I covered this game as part of my coverage of the Xbox Game Pass for May 2022

Sliding Block puzzles, Souls-Like and Rogue-Lite, that’s a lot in one game.

Loot River has a couple of interesting features. The player moves around on large block platforms that they can control with the right thumbstick while they run around with the left stick and fight. It’s a good concept but in practice, the game just doesn’t have the fluidity it needs to pull off the idea.
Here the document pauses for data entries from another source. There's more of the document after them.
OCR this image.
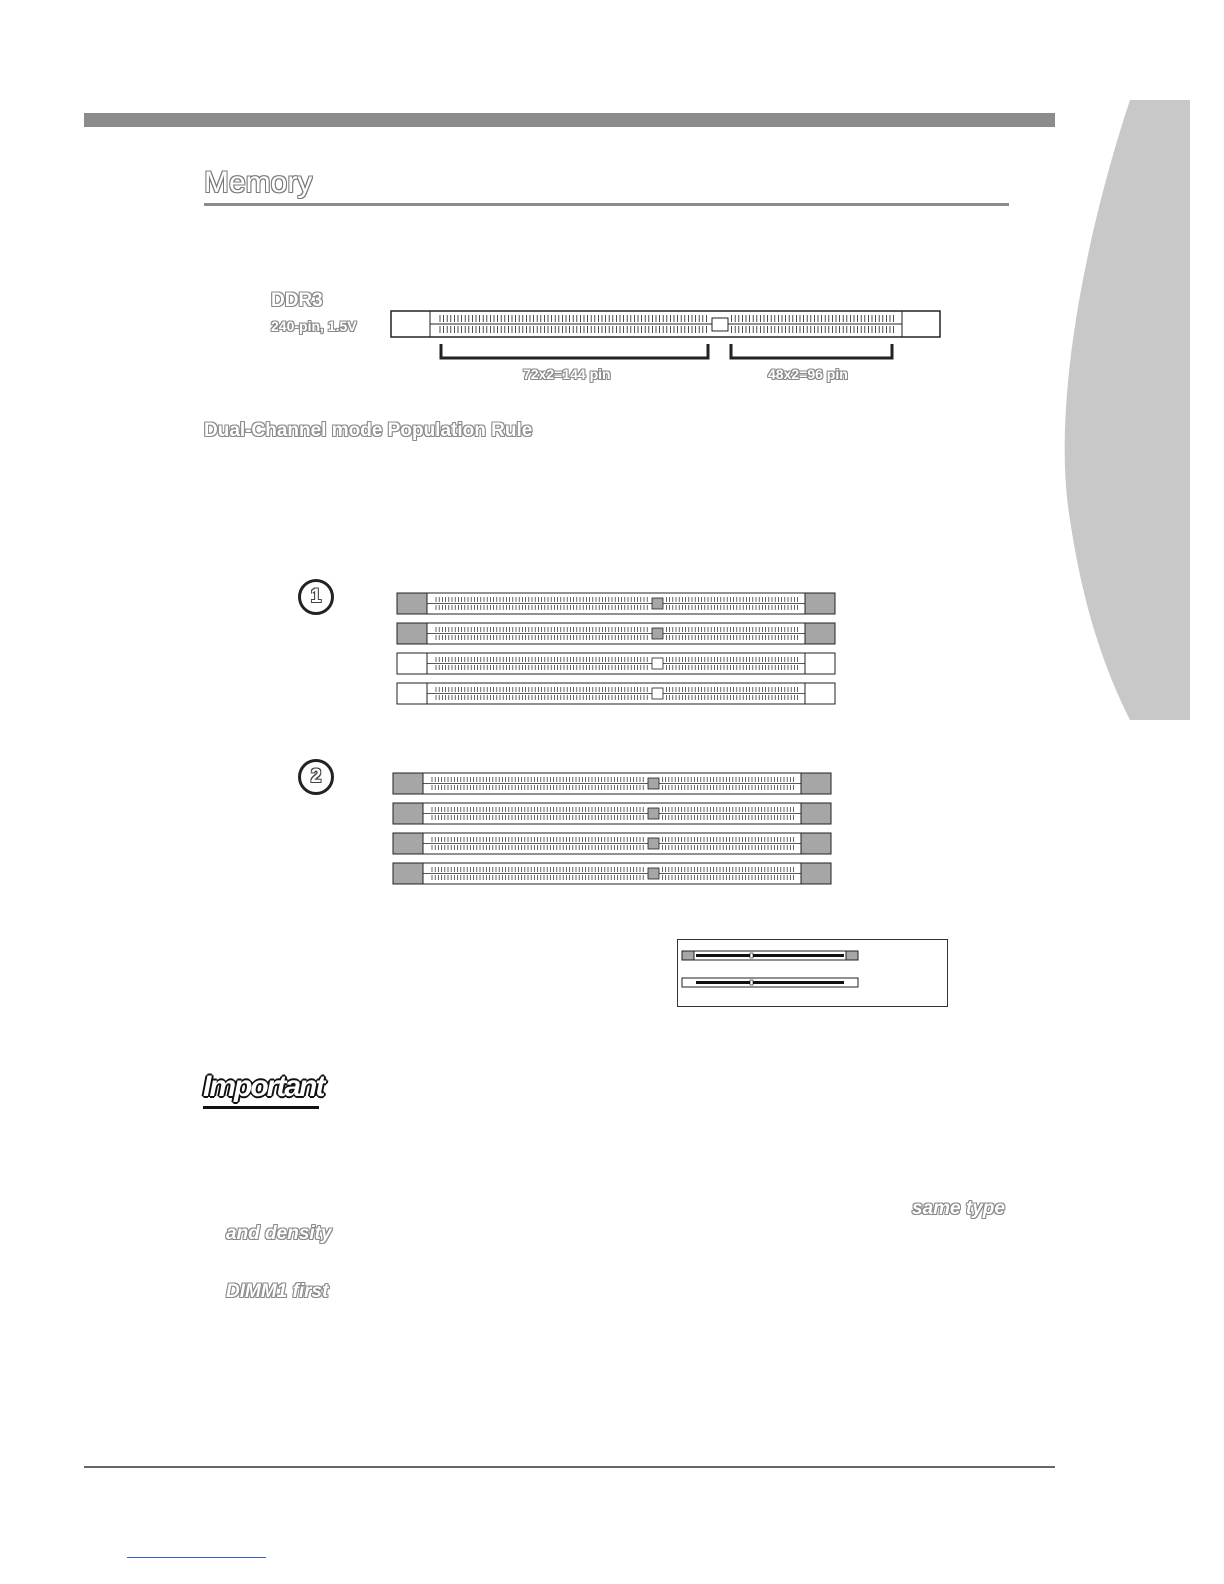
Memory
DDR3
240-pin, 1.5V
72x2=144 pin	48x2=96 pin
Dual-Channel mode Population Rule
1
2
Important
same type
and density
DIMM1 first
A major issue with Loot River is the combat will feel clunky and slow, but that’s likely on purpose. It feels like the developer took a lot of inspiration from the souls-like genre, and wanted a combat system that required purposeful attacks. Sometimes this works, but other times this just comes off as a mess. It’s the top-down view that breaks how this system is supposed to work and I almost wonder if it had a third-person view over the shoulder, this might feel better.

The real problem with Loot River is it’s a triumvirate of different ideas. If it wasn’t a sliding block puzzle, the design could focus more on the combat and arenas. If it wasn’t a souls-like game, the movement would be more fluid for the rogue-lite and sliding block puzzles. If it wasn’t a rogue-lite, the story and better-designed levels would feel better. Instead, you have randomly designed non-challenging sliding-block level design, A slow clunky souls-like combat on those sliding blocks, and a rogue-lite which means everything is randomized.

Pick this up if you haven’t had enough rouge-Lites or souls likes. If you can enjoy those two by themselves this can still be fun as there really isn’t much puzzle in the sliding blocks and it’s a novel movement system, but Rogue-Lite and Souls-Like still do feel like they’re at odds with each other. Oh well.